Supplemental Material

This article contains the following supporting material:

• Supplemental Figure 1 - Inhibiting ERK1/2 activity with CI-1040 does not affect the timing of the G2/M and M/A transitions in PtK and RPE cultures. (A) Western blots reveal that a 15-minute treatment with 100 nM CI-1040 inhibited ERK1/2 activity in PtK and RPE cultures. (B) Cells treated with CI-1040, just as chromosome condensation becomes evident, completed late G2 (prophase) and mitosis without a delay. See also Table 1. Bar = 10 μm.

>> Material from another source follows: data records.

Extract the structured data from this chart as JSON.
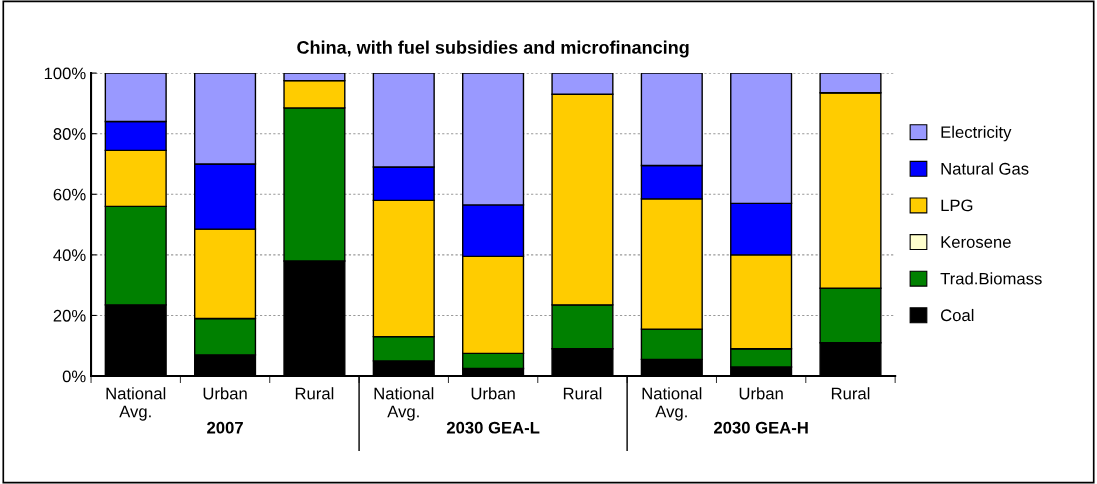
{
  "chart_data": {
    "type": "bar",
    "title": "China, with fuel subsidies and microfinancing",
    "categories": [
      "National\nAvg.",
      "Urban",
      "Rural",
      "National\nAvg.",
      "Urban",
      "Rural",
      "National\nAvg.",
      "Urban",
      "Rural"
    ],
    "stacked": true,
    "series": [
      {
        "name": "Coal",
        "color": "#000000",
        "values": [
          23.5,
          7,
          38,
          5,
          2.5,
          9,
          5.5,
          3,
          11
        ]
      },
      {
        "name": "Trad.Biomass",
        "color": "#008000",
        "values": [
          32.5,
          12,
          50.5,
          8,
          5,
          14.5,
          10,
          6,
          18
        ]
      },
      {
        "name": "Kerosene",
        "color": "#ffffcc",
        "values": [
          0,
          0,
          0,
          0,
          0,
          0,
          0,
          0,
          0
        ]
      },
      {
        "name": "LPG",
        "color": "#ffcc00",
        "values": [
          18.5,
          29.5,
          9,
          45,
          32,
          69.5,
          43,
          31,
          64.5
        ]
      },
      {
        "name": "Natural Gas",
        "color": "#0000ff",
        "values": [
          9.5,
          21.5,
          0,
          11,
          17,
          0,
          11,
          17,
          0
        ]
      },
      {
        "name": "Electricity",
        "color": "#9999ff",
        "values": [
          16,
          30,
          2.5,
          31,
          43.5,
          7,
          30.5,
          43,
          6.5
        ]
      }
    ],
    "ylim": [
      0,
      100
    ],
    "yticks": [
      {
        "value": 0,
        "label": "0%"
      },
      {
        "value": 20,
        "label": "20%"
      },
      {
        "value": 40,
        "label": "40%"
      },
      {
        "value": 60,
        "label": "60%"
      },
      {
        "value": 80,
        "label": "80%"
      },
      {
        "value": 100,
        "label": "100%"
      }
    ],
    "annotations": [
      "2007",
      "2030 GEA-L",
      "2030 GEA-H"
    ],
    "grid": "y",
    "legend": "right"
  }
}
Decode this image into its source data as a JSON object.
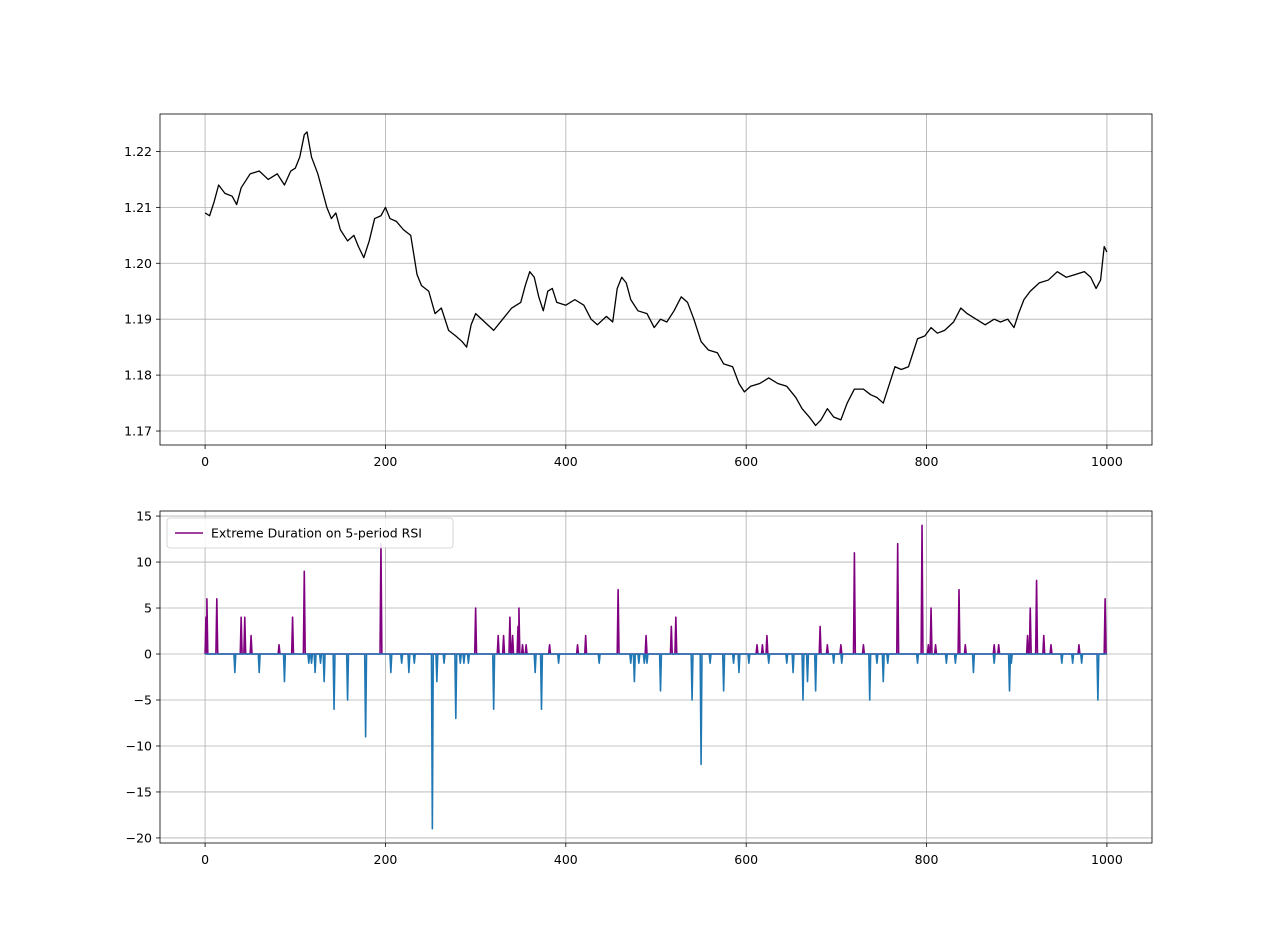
{
  "chart_data": [
    {
      "type": "line",
      "xlim": [
        -50,
        1050
      ],
      "ylim": [
        1.1675,
        1.2267
      ],
      "grid": true,
      "x_ticks": [
        0,
        200,
        400,
        600,
        800,
        1000
      ],
      "x_tick_labels": [
        "0",
        "200",
        "400",
        "600",
        "800",
        "1000"
      ],
      "y_ticks": [
        1.17,
        1.18,
        1.19,
        1.2,
        1.21,
        1.22
      ],
      "y_tick_labels": [
        "1.17",
        "1.18",
        "1.19",
        "1.20",
        "1.21",
        "1.22"
      ],
      "series": [
        {
          "color": "#000000",
          "points": [
            [
              0,
              1.209
            ],
            [
              5,
              1.2085
            ],
            [
              10,
              1.211
            ],
            [
              15,
              1.214
            ],
            [
              22,
              1.2125
            ],
            [
              30,
              1.212
            ],
            [
              35,
              1.2105
            ],
            [
              40,
              1.2135
            ],
            [
              50,
              1.216
            ],
            [
              60,
              1.2165
            ],
            [
              70,
              1.215
            ],
            [
              80,
              1.216
            ],
            [
              88,
              1.214
            ],
            [
              95,
              1.2165
            ],
            [
              100,
              1.217
            ],
            [
              105,
              1.219
            ],
            [
              110,
              1.223
            ],
            [
              113,
              1.2235
            ],
            [
              118,
              1.219
            ],
            [
              125,
              1.216
            ],
            [
              130,
              1.213
            ],
            [
              135,
              1.21
            ],
            [
              140,
              1.208
            ],
            [
              145,
              1.209
            ],
            [
              150,
              1.206
            ],
            [
              158,
              1.204
            ],
            [
              165,
              1.205
            ],
            [
              170,
              1.203
            ],
            [
              176,
              1.201
            ],
            [
              182,
              1.204
            ],
            [
              188,
              1.208
            ],
            [
              195,
              1.2085
            ],
            [
              200,
              1.21
            ],
            [
              205,
              1.208
            ],
            [
              212,
              1.2075
            ],
            [
              220,
              1.206
            ],
            [
              228,
              1.205
            ],
            [
              235,
              1.198
            ],
            [
              240,
              1.196
            ],
            [
              248,
              1.195
            ],
            [
              255,
              1.191
            ],
            [
              262,
              1.192
            ],
            [
              270,
              1.188
            ],
            [
              278,
              1.187
            ],
            [
              285,
              1.186
            ],
            [
              290,
              1.185
            ],
            [
              295,
              1.189
            ],
            [
              300,
              1.191
            ],
            [
              310,
              1.1895
            ],
            [
              320,
              1.188
            ],
            [
              330,
              1.19
            ],
            [
              340,
              1.192
            ],
            [
              350,
              1.193
            ],
            [
              355,
              1.196
            ],
            [
              360,
              1.1985
            ],
            [
              365,
              1.1975
            ],
            [
              370,
              1.194
            ],
            [
              375,
              1.1915
            ],
            [
              380,
              1.195
            ],
            [
              385,
              1.1955
            ],
            [
              390,
              1.193
            ],
            [
              400,
              1.1925
            ],
            [
              410,
              1.1935
            ],
            [
              420,
              1.1925
            ],
            [
              428,
              1.19
            ],
            [
              435,
              1.189
            ],
            [
              445,
              1.1905
            ],
            [
              452,
              1.1895
            ],
            [
              457,
              1.1955
            ],
            [
              462,
              1.1975
            ],
            [
              467,
              1.1965
            ],
            [
              472,
              1.1935
            ],
            [
              480,
              1.1915
            ],
            [
              490,
              1.191
            ],
            [
              498,
              1.1885
            ],
            [
              505,
              1.19
            ],
            [
              512,
              1.1895
            ],
            [
              520,
              1.1915
            ],
            [
              528,
              1.194
            ],
            [
              535,
              1.193
            ],
            [
              542,
              1.19
            ],
            [
              550,
              1.186
            ],
            [
              558,
              1.1845
            ],
            [
              568,
              1.184
            ],
            [
              575,
              1.182
            ],
            [
              585,
              1.1815
            ],
            [
              592,
              1.1785
            ],
            [
              598,
              1.177
            ],
            [
              605,
              1.178
            ],
            [
              615,
              1.1785
            ],
            [
              625,
              1.1795
            ],
            [
              635,
              1.1785
            ],
            [
              645,
              1.178
            ],
            [
              655,
              1.176
            ],
            [
              662,
              1.174
            ],
            [
              670,
              1.1725
            ],
            [
              677,
              1.171
            ],
            [
              683,
              1.172
            ],
            [
              690,
              1.174
            ],
            [
              697,
              1.1725
            ],
            [
              705,
              1.172
            ],
            [
              712,
              1.175
            ],
            [
              720,
              1.1775
            ],
            [
              730,
              1.1775
            ],
            [
              738,
              1.1765
            ],
            [
              745,
              1.176
            ],
            [
              752,
              1.175
            ],
            [
              758,
              1.178
            ],
            [
              765,
              1.1815
            ],
            [
              772,
              1.181
            ],
            [
              780,
              1.1815
            ],
            [
              785,
              1.184
            ],
            [
              790,
              1.1865
            ],
            [
              798,
              1.187
            ],
            [
              805,
              1.1885
            ],
            [
              812,
              1.1875
            ],
            [
              820,
              1.188
            ],
            [
              830,
              1.1895
            ],
            [
              838,
              1.192
            ],
            [
              845,
              1.191
            ],
            [
              855,
              1.19
            ],
            [
              865,
              1.189
            ],
            [
              875,
              1.19
            ],
            [
              882,
              1.1895
            ],
            [
              890,
              1.19
            ],
            [
              897,
              1.1885
            ],
            [
              902,
              1.191
            ],
            [
              908,
              1.1935
            ],
            [
              915,
              1.195
            ],
            [
              925,
              1.1965
            ],
            [
              935,
              1.197
            ],
            [
              945,
              1.1985
            ],
            [
              955,
              1.1975
            ],
            [
              965,
              1.198
            ],
            [
              975,
              1.1985
            ],
            [
              982,
              1.1975
            ],
            [
              988,
              1.1955
            ],
            [
              993,
              1.197
            ],
            [
              997,
              1.203
            ],
            [
              1000,
              1.202
            ]
          ]
        }
      ]
    },
    {
      "type": "line",
      "xlim": [
        -50,
        1050
      ],
      "ylim": [
        -20.55,
        15.55
      ],
      "grid": true,
      "legend_position": "upper-left",
      "x_ticks": [
        0,
        200,
        400,
        600,
        800,
        1000
      ],
      "x_tick_labels": [
        "0",
        "200",
        "400",
        "600",
        "800",
        "1000"
      ],
      "y_ticks": [
        -20,
        -15,
        -10,
        -5,
        0,
        5,
        10,
        15
      ],
      "y_tick_labels": [
        "−20",
        "−15",
        "−10",
        "−5",
        "0",
        "5",
        "10",
        "15"
      ],
      "series": [
        {
          "name": "Extreme Duration on 5-period RSI",
          "color": "#800080",
          "spikes": [
            [
              1,
              4
            ],
            [
              2,
              6
            ],
            [
              13,
              6
            ],
            [
              40,
              4
            ],
            [
              44,
              4
            ],
            [
              51,
              2
            ],
            [
              82,
              1
            ],
            [
              97,
              4
            ],
            [
              110,
              9
            ],
            [
              195,
              12
            ],
            [
              300,
              5
            ],
            [
              325,
              2
            ],
            [
              331,
              2
            ],
            [
              338,
              4
            ],
            [
              341,
              2
            ],
            [
              347,
              3
            ],
            [
              348,
              5
            ],
            [
              352,
              1
            ],
            [
              356,
              1
            ],
            [
              382,
              1
            ],
            [
              413,
              1
            ],
            [
              422,
              2
            ],
            [
              458,
              7
            ],
            [
              489,
              2
            ],
            [
              517,
              3
            ],
            [
              522,
              4
            ],
            [
              612,
              1
            ],
            [
              618,
              1
            ],
            [
              623,
              2
            ],
            [
              682,
              3
            ],
            [
              690,
              1
            ],
            [
              705,
              1
            ],
            [
              720,
              11
            ],
            [
              730,
              1
            ],
            [
              768,
              12
            ],
            [
              795,
              14
            ],
            [
              802,
              1
            ],
            [
              805,
              5
            ],
            [
              810,
              1
            ],
            [
              836,
              7
            ],
            [
              843,
              1
            ],
            [
              875,
              1
            ],
            [
              880,
              1
            ],
            [
              912,
              2
            ],
            [
              915,
              5
            ],
            [
              922,
              8
            ],
            [
              930,
              2
            ],
            [
              938,
              1
            ],
            [
              969,
              1
            ],
            [
              998,
              6
            ]
          ]
        },
        {
          "color": "#1f77b4",
          "spikes": [
            [
              33,
              -2
            ],
            [
              60,
              -2
            ],
            [
              88,
              -3
            ],
            [
              115,
              -1
            ],
            [
              118,
              -1
            ],
            [
              122,
              -2
            ],
            [
              128,
              -1
            ],
            [
              132,
              -3
            ],
            [
              143,
              -6
            ],
            [
              158,
              -5
            ],
            [
              178,
              -9
            ],
            [
              206,
              -2
            ],
            [
              218,
              -1
            ],
            [
              226,
              -2
            ],
            [
              232,
              -1
            ],
            [
              252,
              -19
            ],
            [
              257,
              -3
            ],
            [
              265,
              -1
            ],
            [
              278,
              -7
            ],
            [
              283,
              -1
            ],
            [
              287,
              -1
            ],
            [
              292,
              -1
            ],
            [
              320,
              -6
            ],
            [
              366,
              -2
            ],
            [
              373,
              -6
            ],
            [
              392,
              -1
            ],
            [
              437,
              -1
            ],
            [
              472,
              -1
            ],
            [
              476,
              -3
            ],
            [
              481,
              -1
            ],
            [
              487,
              -1
            ],
            [
              490,
              -1
            ],
            [
              505,
              -4
            ],
            [
              540,
              -5
            ],
            [
              550,
              -12
            ],
            [
              560,
              -1
            ],
            [
              575,
              -4
            ],
            [
              586,
              -1
            ],
            [
              592,
              -2
            ],
            [
              603,
              -1
            ],
            [
              625,
              -1
            ],
            [
              645,
              -1
            ],
            [
              652,
              -2
            ],
            [
              663,
              -5
            ],
            [
              668,
              -3
            ],
            [
              677,
              -4
            ],
            [
              697,
              -1
            ],
            [
              706,
              -1
            ],
            [
              737,
              -5
            ],
            [
              745,
              -1
            ],
            [
              752,
              -3
            ],
            [
              757,
              -1
            ],
            [
              790,
              -1
            ],
            [
              822,
              -1
            ],
            [
              832,
              -1
            ],
            [
              852,
              -2
            ],
            [
              875,
              -1
            ],
            [
              892,
              -4
            ],
            [
              894,
              -1
            ],
            [
              950,
              -1
            ],
            [
              962,
              -1
            ],
            [
              972,
              -1
            ],
            [
              990,
              -5
            ]
          ]
        }
      ]
    }
  ]
}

• Supplemental Figure 2 - Long-term inhibition of ERK1/2 activity does not impede normal bipolar spindle assembly in PTK₁ or RPE1 cells. (A) PtK1 and (B) RPE1 cultures were treated with 50 μM U0126 and fixed after 2, 6, 12 and 24 hrs. They were then immunostained using antibodies against microtubules (α-tubulin; red) and centrosomes (γ-tubulin; green) followed by counterstaining in Hoechst 33342 for the DNA (blue). These images are representative of the prometaphase and metaphase cells found in the cultures after the various time intervals. Cells entering mitosis even after 12-24 hrs in the ERK1/2 inhibitor fored normal bipolar prometaphase and metaphase spindles. There were no mitotic cells in RPE1 cultures after 24 hrs of U0126 treatment. Bar = 10 μm.
• Supplemental Figure 3 - Enhancing ERK1/2 activity with TPA does not prolong late G2 or mitosis in RPE cells. (A) Western blot demonstrating that treatment with 50 or 100 nM TPA significantly enhanced ERK1/2 activity in RPE cultures (for treatment details, see Materials and Methods). B) Cells in which TPA was used to enhance ERK1/2 activity completed late G2 and mitosis with normal kinetics. See also Table 3. Bar = 10 μm.
• Supplemental Figure 4 - Microinjected wildtype his-tagged ERK2 does not localize to centrosomes and centromeres. (A) Kinase assays of purified his-ERK2 was performed using 2 μg of Elk1 protein, a known substrate of ERK2, and 200 μM ATP mixed either with microinjection buffer (Control), 1 ng of control active ERK2 (middle lane) or 1 ng of purified his-ERK2. ERK activity was examined by Western blotting using an antibody against phosphorylated Elk1 (Ser 383). The purified his-ERK2 showed similar kinase activity to that of control ERK2 (supplied with the assay kit). (B) His-tagged wild-type ERK2 protein was microinjected to RPE cells in mid-prophase. After 20-30 min the cells were fixed and immunostained with anti-His antibody. Note that microinjected ERK2 was distributed throughout the cytoplasm, but not on centrosomes or centromeres. Images were selected sections from a z-series. Bar = 10 μm.
• Supplemental Figure 5 - The level of pERK immunostaining associated with chromosomes, centromeres and centrosomes is not noticeably different after knocking ERK 1/2 down with siRNA. (A). Western blots showing that the levels of both kinases (ERK1/2), and their phosphorylated forms (pERK1/2), were significantly decreased 48 hrs after transfection of siRNAs to ERK 1 and ERK2. Blotting for α-tubulin was used as a loading control. (B,C). pERK immunostaining (red) in control mitotic BJ-ELB fibroblasts was concentrated in the centrosomes and chromosome area (blue), often (but not always) colocalizing (yellow) with CREST positive (green) centromere areas (0 hr). Note that this pERK immunostaining distribution is retained even after ERK 1/2 knockdown (right). (D) ERK1/2 knockdown does not interfere with entry into or progression through mitosis (see also Table 1). Mitotic cells were identified in cultures of BJ-ELB fibroblasts, fixed and stained with Hoechst 33342, either after no treatment (white bars) or 48 hrs after transfection of ERK1/2 siRNAs (grey bars). Numbers represent cells in different phases of mitosis as percent of the total number of cells analyzed P = prophase, PM = prometaphase, A = anaphase. Control: 2300 cells, N (Experiments) = 2; ERK1/2 siRNA: 2900 cells, N (Experiments) = 2.